Verfahren kann Jahre dauern
Mit den Daten soll der Frankfurter Wirtschaftsprofessor Roman Inderst als Gutachter errechnen, wie hoch der Gesamtschaden ist. Als sicher gilt, dass es in die Millionen gehen wird. Hausfeld-Anwalt Alex Petrasincu aus Berlin will auf einen Vergleich hinarbeiten, um lange Gerichtsverfahren zu verhindern. Auf eine erste Geltendmachung reagierten die Lkw-Hersteller unterschiedlich. „Während von Daimler zumindest ein freundliches Ablehnungsschreiben kam, gab es von DAF keine einzige Reaktion“, sagte der Anwalt den BGL-Mitgliedern.

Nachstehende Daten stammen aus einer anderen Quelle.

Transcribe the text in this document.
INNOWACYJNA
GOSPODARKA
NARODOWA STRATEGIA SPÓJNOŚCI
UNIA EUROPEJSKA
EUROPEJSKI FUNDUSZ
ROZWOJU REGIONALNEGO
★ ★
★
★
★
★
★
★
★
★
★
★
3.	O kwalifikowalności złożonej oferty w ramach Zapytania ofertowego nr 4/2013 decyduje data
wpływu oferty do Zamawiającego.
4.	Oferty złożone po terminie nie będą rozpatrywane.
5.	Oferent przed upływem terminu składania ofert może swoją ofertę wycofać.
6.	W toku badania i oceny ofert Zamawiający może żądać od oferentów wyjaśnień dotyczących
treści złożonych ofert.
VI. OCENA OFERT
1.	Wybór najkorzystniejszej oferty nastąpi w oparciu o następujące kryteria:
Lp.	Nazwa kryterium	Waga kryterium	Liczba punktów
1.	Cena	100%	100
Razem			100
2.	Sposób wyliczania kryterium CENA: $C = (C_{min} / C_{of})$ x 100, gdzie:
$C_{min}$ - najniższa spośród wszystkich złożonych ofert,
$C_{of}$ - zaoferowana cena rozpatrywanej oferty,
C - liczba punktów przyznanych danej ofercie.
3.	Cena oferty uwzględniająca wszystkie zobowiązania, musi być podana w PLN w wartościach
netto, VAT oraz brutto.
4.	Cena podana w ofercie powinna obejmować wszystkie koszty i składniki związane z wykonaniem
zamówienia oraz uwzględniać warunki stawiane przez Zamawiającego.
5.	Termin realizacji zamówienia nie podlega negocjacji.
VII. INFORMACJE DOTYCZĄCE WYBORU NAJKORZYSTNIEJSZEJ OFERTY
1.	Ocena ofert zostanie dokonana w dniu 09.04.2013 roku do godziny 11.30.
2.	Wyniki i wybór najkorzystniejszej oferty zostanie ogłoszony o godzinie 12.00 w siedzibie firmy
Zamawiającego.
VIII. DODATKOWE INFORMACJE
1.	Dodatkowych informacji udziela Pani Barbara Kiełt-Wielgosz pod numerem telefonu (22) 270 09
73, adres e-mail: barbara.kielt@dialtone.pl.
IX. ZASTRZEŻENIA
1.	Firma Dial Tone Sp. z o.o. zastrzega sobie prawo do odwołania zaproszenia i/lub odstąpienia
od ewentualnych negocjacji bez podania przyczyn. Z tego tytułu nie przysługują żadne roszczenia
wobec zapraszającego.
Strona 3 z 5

Zu viel Zeit mit der Dateneingabe dürfen sich die Spediteure aber auch nicht lassen. Denn zum Jahresende hin ist mit einer Verjährungsfrist zu rechnen. Hinfällig sei auf alle Fälle der Januar, der anfangs als Verjährungsfrist genannt wurde. Martin Oholt, Geschäftsführer vom Landesverband Verkehrsgewerbe Bremen (LVB), sagte: „In diesem Jahr geht es erst mal um die Datenerfassung. Mit dem Gutachten ist voraussichtlich erst 2018 zu rechnen. Wenn die Lkw-Hersteller allerdings einem Vergleich nicht zustimmen, kann sich ein Gerichtsverfahren über Jahre hinziehen.“ Sollte das Verfahren ohne Erfolg sein, müssen die Spediteure keine Kosten befürchten.
Richard Janssen von der Bassumer Spedition Detmers Janssen hat seine Rechte an Financialright schon abgetreten. „Das ist eine günstige Lösung für uns“, sagte Janssen. Seine Schwiegertochter Imke Janssen hat dazu schon 25 Fahrzeuge auf der Internetseite registriert, was einige Zeit in Anspruch nahm. Bei der Veranstaltung im Radisson Blu Hotel nahm auch der Vertreter einer Spedition teil, bei der es um 150 Fahrzeuge gehen soll. Bei dem Unternehmen aus der Region, das namentlich nicht genannt werden wollte, soll der Schaden durch das Kartell in die Millionenhöhe gehen.